There was a tightness around Denton’s eyes, but he didn’t protest the suggestion that his cousin was dead. I wondered if he had accepted the possibility, or if he and Ingold had simply argued it so many times that it no longer had the power to sting.
“Roger was incredibly loyal to Oscar,” Denton said. “And yes, I know, men have turned their coats before. But Roger was also very nearly illiterate. He couldn’t have sent that telegram.”
“He got someone else to write it, then,” argued Ingold. By the well-worn feel of the debate, I was pretty sure this wasn’t the first time. “And that’s why you’ve had no more letters. He knew he couldn’t fake those.”
Denton sighed. “Would you think less of me if I said that was what I hope happened? But the letters ... and the mine.” He rubbed his hands over his face.
“There is something very wrong with that mine. I made the trek to West Virginia myself and found his gear and papers still there, but not Oscar. I only went a little way into the mine, just far enough to call for him, but it felt ... wrong.” He met my eyes across the table.
“It felt like standing in Usher’s house again.
And you of all people, Easton, know that I don’t say that lightly. ”
Usher’s house. The creeping malignancy that had seemed to infest the walls there, made of more than just the library full of rotting books and the worms gnawing on the beams. The thing that had dwelt in the dark lake and sent fungal fingers up into the house itself. Yes, I knew.
The thought of facing such a thing again made me want to turn around and head straight to the docks for a ship going back to Europe. In fact, if there wasn’t a ship, I might see how far I could swim.

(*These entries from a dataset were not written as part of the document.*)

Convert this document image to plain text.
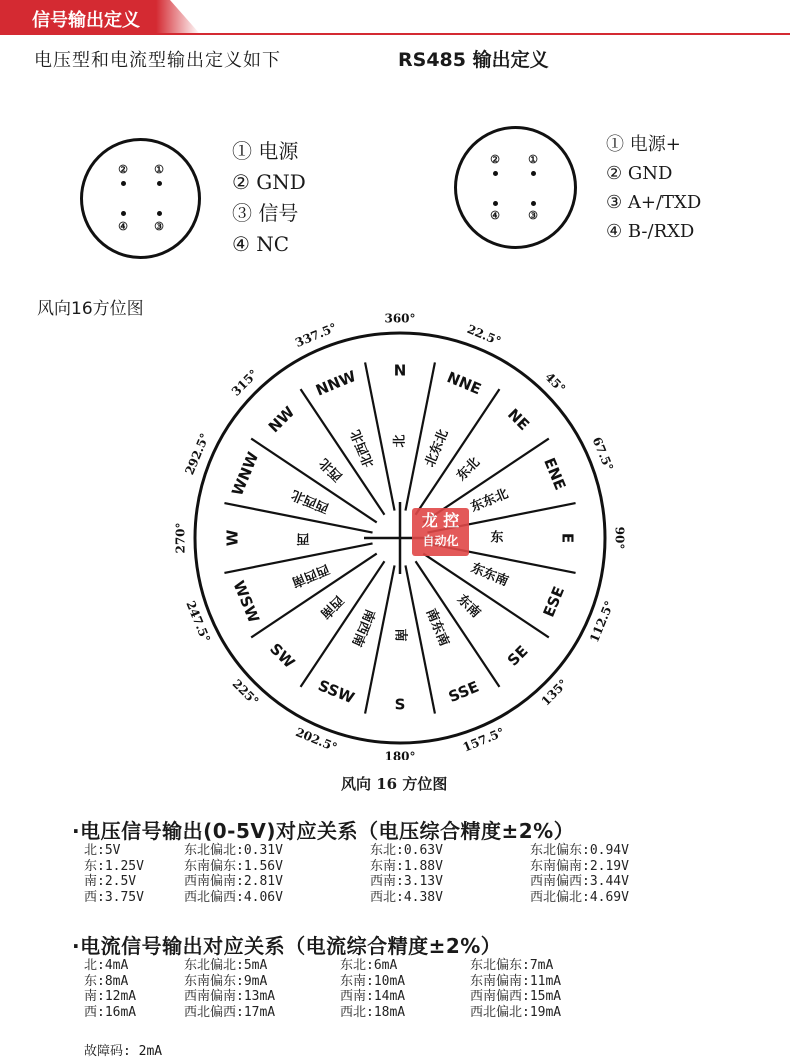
信号输出定义
电压型和电流型输出定义如下	RS485 输出定义
② ①
④ ③
① 电源
② GND
③ 信号
④ NC
②	①
④	③
① 电源+
② GND
③ A+/TXD
④ B-/RXD
风向16方位图	360°
N
北
22.5°
NNE
北东北
45°
NE
东北	67.5°
ENE
东东北
90°
E
东
112.5°
ESE
东东南
135°
SE
东南
157.5°
SSE
南东南
180°
S
南
202.5°
SSW
南西南
225°
SW
西南
247.5° WSW
西西南
270° W	西
292.5° WNW
西西北
315°
NW
西北
337.5°
NNW
北西北
龙 控
自动化
风向 16 方位图
·电压信号输出(0-5V)对应关系（电压综合精度±2%）
北:5V	东北偏北:0.31V	东北:0.63V	东北偏东:0.94V
东:1.25V	东南偏东:1.56V	东南:1.88V	东南偏南:2.19V
南:2.5V	西南偏南:2.81V	西南:3.13V	西南偏西:3.44V
西:3.75V	西北偏西:4.06V	西北:4.38V	西北偏北:4.69V
·电流信号输出对应关系（电流综合精度±2%）
北:4mA	东北偏北:5mA	东北:6mA	东北偏东:7mA
东:8mA	东南偏东:9mA	东南:10mA	东南偏南:11mA
南:12mA	西南偏南:13mA	西南:14mA	西南偏西:15mA
西:16mA	西北偏西:17mA	西北:18mA	西北偏北:19mA
故障码: 2mA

But Denton had asked for my help, and there was nothing in me that would allow me to turn tail when a friend needed me. Ours is not to question why, etc. (I hate that poem, but I understand it.) Denton had stood beside me against the horrors in Usher’s lake. It was my turn to stand beside him now.
I drained my gin and tonic and set it down. “All right,” I said. “When do we leave?”